A Comissão Nacional de Energia Atômica (CNEA) e os setores Mineiro, Energético, Tecnológico, Agroflorestal e Infra-estruturas também ficaram excluídos da possibilidade de intervenção. Desta forma, apenas a Enarsa e a Intercargo foram incluídas na lista das empresas a privatizar, enquanto permanecem as empresas a serem concessionadas: Aysa, Belgrano Cargas, Corredores Viales e Sociedad Operadora Ferroviera (Sofse). Trata-se de uma moeda de troca: As empresas estatais foram excluídas da lista de privatizações para obter votos da oposição, mas isso não significa que poderá surgir novas negociações no futuro.
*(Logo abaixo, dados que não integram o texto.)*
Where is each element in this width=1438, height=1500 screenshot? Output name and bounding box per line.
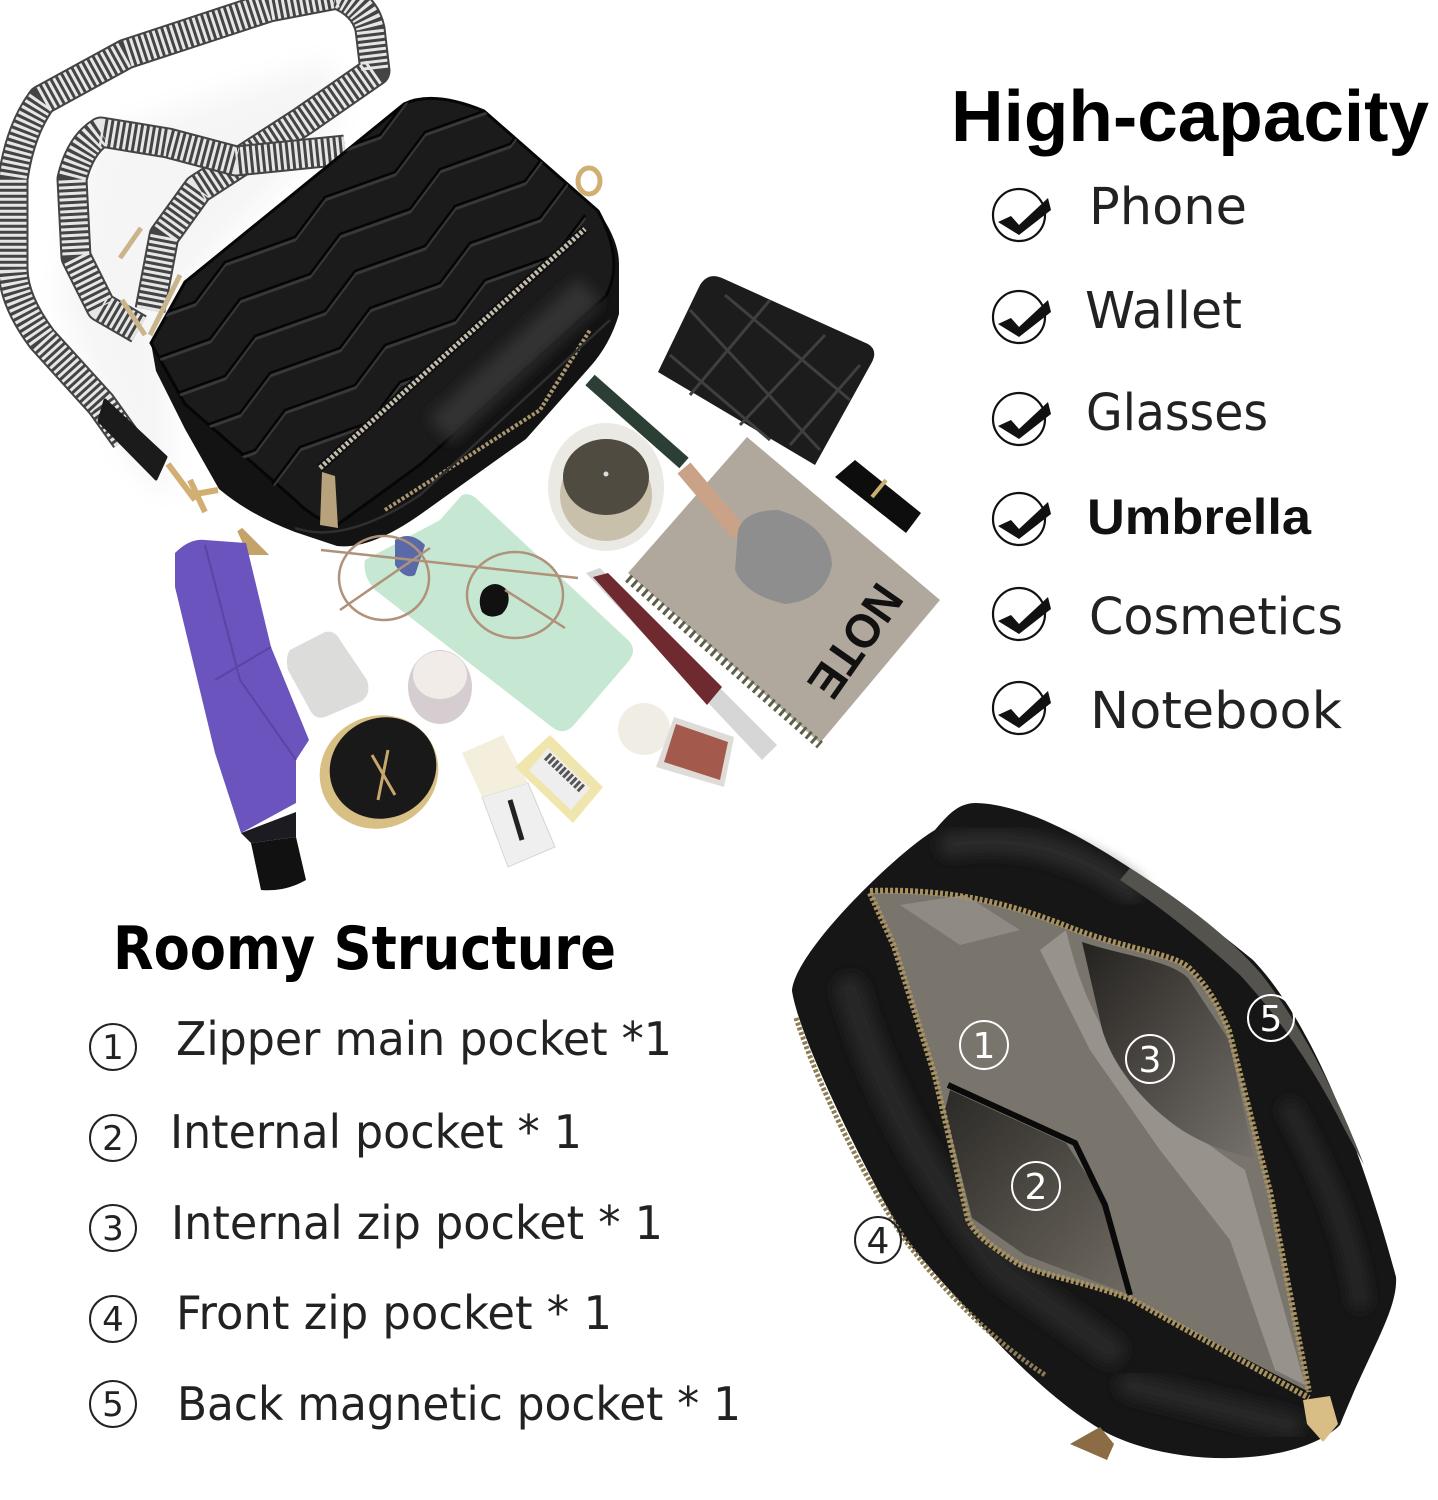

Também foi derrotada a proposta estabelecendo que o Executivo poderia tomar decisões em áreas importantes, como a administrativa, a econômica e a financeira, sem a necessidade de consultar o Congresso. Eles tiraram o capítulo que eliminou a moratória da reforma e aumentou a idade de reforma das mulheres para 65 anos. O texto mantém a reforma trabalhista que o Senado agravou e ataca os direitos trabalhistas e promove o trabalho não registrado.
O que se segue dentro da Lei de Bases contém muitos ataques aos trabalhadores, especialmente no capítulo da reforma trabalhista (que o Senado agravou) e no ataque ao emprego público. Mantém também a delegação de poderes a Javier Milei em quatro áreas e durante um ano, alterações na legislação energética que terão impacto em tarifas mais caras, e benefícios exclusivos para os mais ricos do país e um regime de saque e entrega dos bens comuns naturais.
Repressão policial
Ao final de um dia com repressão policial, a Lei de Bases foi votada em geral. O Governo teve que fazer concessões e mudanças, enquanto negociava com a oposição durante semanas. Após as mudanças que forem votadas em especial, a norma volta à Câmara dos Deputados.
Apesar da repressão comandada pela Ministra de Segurança Patrícia Bullrich, o Governo não pode impedir que milhares de pessoas chegassem à Praça do Congresso para se manifestarem contra a Lei de Bases e o pacote fiscal em debate no Senado. Avançaram sobre os sindicatos, organizações sociais, grupos políticos e grupos auto-organizados que se manifestavam pacificamente contra os megaprojetos do partido no poder.
Neste contexto, legisladores da coalizão peronista Unión por la Patria e manifestantes ficaram feridos. A Polícia também fez prisões. As forças policiais atacaram deputados com spray de pimenta. Carlos Castagneto, Leopoldo Moreau e Eduardo Valdés, entre outros, foram afetados.
Papa Francisco recebe e apoia sindicalistas
Já passava da 13h quando a Associação Argentina de Aeronautas divulgou imagens de Francisco posando no Vaticano com Juan Pablo Brey, Verónica Espósito, Horacio Calculli; secretário-geral, deputado e segurança, respectivamente. Os sindicalistas, que tinham em mãos uma bandeira do grupo e outra das Aerolineas Argentinas, entregaram-lhe uma carta que destacava a importância da companhia aérea como instrumento do Estado. Durante a reunião, detalharam, “puderam mostrar a sua preocupação com a difícil situação económica que o país e a indústria aeronáutica atravessam”.